Во-первых, никак не думал, что до такого дойдет; во-вторых, не понимал, что теперь делать; в третьих, ждал каких-то трагических продолжений. Вот, например, кооперативную квартиру он как член Союза покупал — так не отнимут ли теперь? (Насчет комнаты и вопроса не стояло: твердо был уверен, что отберут в самом ближайшем времени, хоть квартира с самого начала оформлялась на Кирино имя, а в комнате он был, по идее, твердо прописан.)
Созвонился с Прокопычевым, намекнул, не вдаваясь в детали, что хотел бы вернуться. «Не кормит матушка-литература? — отрывисто посмеиваясь, шутил Прокопычев. — Ну что ж, Гера, давай! Кульман твой на месте стоит! Лавровыми ветвями только увили, а так — в полной неприкосновенности! Стряхнешь гербарий — и за дело!..»
Но через день после того, как заполнил листок по учету кадров, Прокопычев позвонил сам и сообщил, что ничего не выйдет. «Не выйдет?» — переспросил Бронников без особого удивления. «Не выйдет, — хмуро подтвердил Василий Силантьич. — При встрече расскажу. Запиши вот телефон. Маркелов фамилия. Скажешь, от меня».
Однако и у Маркелова, заведовавшего опытным цехом на Люблинском заводе ОГМ, получилось примерно то же самое.
Такого рода попыток было шесть или семь, и с каждой следующей очевидность становилась все более очевидной. Единственное, чего не понимал, это как они, собаки, узнают, куда именно он пытается устроиться. Неужели всякий раз просто тупо выслеживают? Это сколько ж надо топтунов, чтобы такие дела проворачивать?.. Позже Шегаев заметил в ответ на его удивление: «А что же вы хотите, Гера? Во-первых, на хорошее дело они сил не жалеют. А во-вторых, им и стараться не нужно — отделы кадров сами за санкцией обращаются».
Неприятная нервотрепка бесплодных дерганий была тем более нелепой, что ни за какой кульман становиться ему не хотелось. Удивлялся, отчего они такие глупые: хотят, вероятно, убить в нем писателя, а не понимают, что лучший способ это сделать — разрешить устроиться в конструкторское бюро: писателю от этого — чистая смерть.
Экзистенциалист Камю писал, что время нужно чувствовать во всей его протяженности. И для этого сидеть в тоске у кабинета дантиста и стоять в длинных очередях, приблизившись же к заветному окошку, уходить; в электричках ездить далеко и стоя. Тогда, дескать, время становится длинным, ощутимым… С одной стороны, так и есть: если ты не ощутил протяженность отпущенного тебе времени, то как будто и не жил: раскрыл глаза, что-то мелькнуло — вот уж тебя и нет… Но если с другой, то на кой черт оно нужно, время это, если ты промаял его в очередях да электричках? Времени жизни много не там, где оно медленно течет, а где есть над чем подумать. В карцере человек думает лишь о том, скоро ли выпустят… а потому его невыносимо медленно текущее время исчезает попусту.

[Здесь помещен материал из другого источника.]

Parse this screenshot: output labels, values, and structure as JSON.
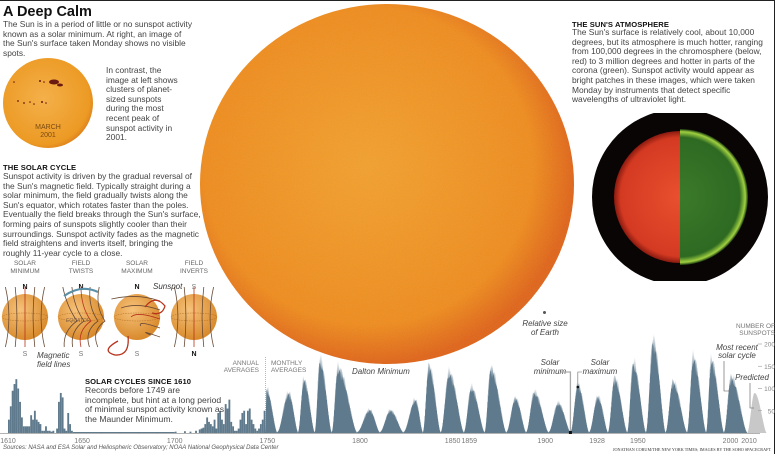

Нет, ему время нужно не в очередях стоять, не тупо глазеть в окно поезда; а для работы. Работа отнимает чертовски много времени. Задумался — а уже полдень. Пару фраз поправил — вечер. Флобер говорил правду, отвечая на вопрос о своих делах: вчера, дескать, поставил запятую, сегодня убрал… притом у Флобера рукописей не воровали, не вынуждали прятаться… а он не Флобер, ему кроме прочего еще о конспирации думать надо.
В молодости вообще можно было на коленке. Тогда даже сама занятость, невозможность выкроить более или менее серьезные часы не мешала, а подстегивала, заставляла работать быстрее. И уж если навалял бог весть чего, то читаешь потом — будто живую воду пьешь. Ну гений, право слово — гений! Что ни фраза — со значением, что ни слово — то новье!.. Пока еще с самим собой разберешься, поймешь, что чего на самом деле стоит. К сороковнику, не раньше.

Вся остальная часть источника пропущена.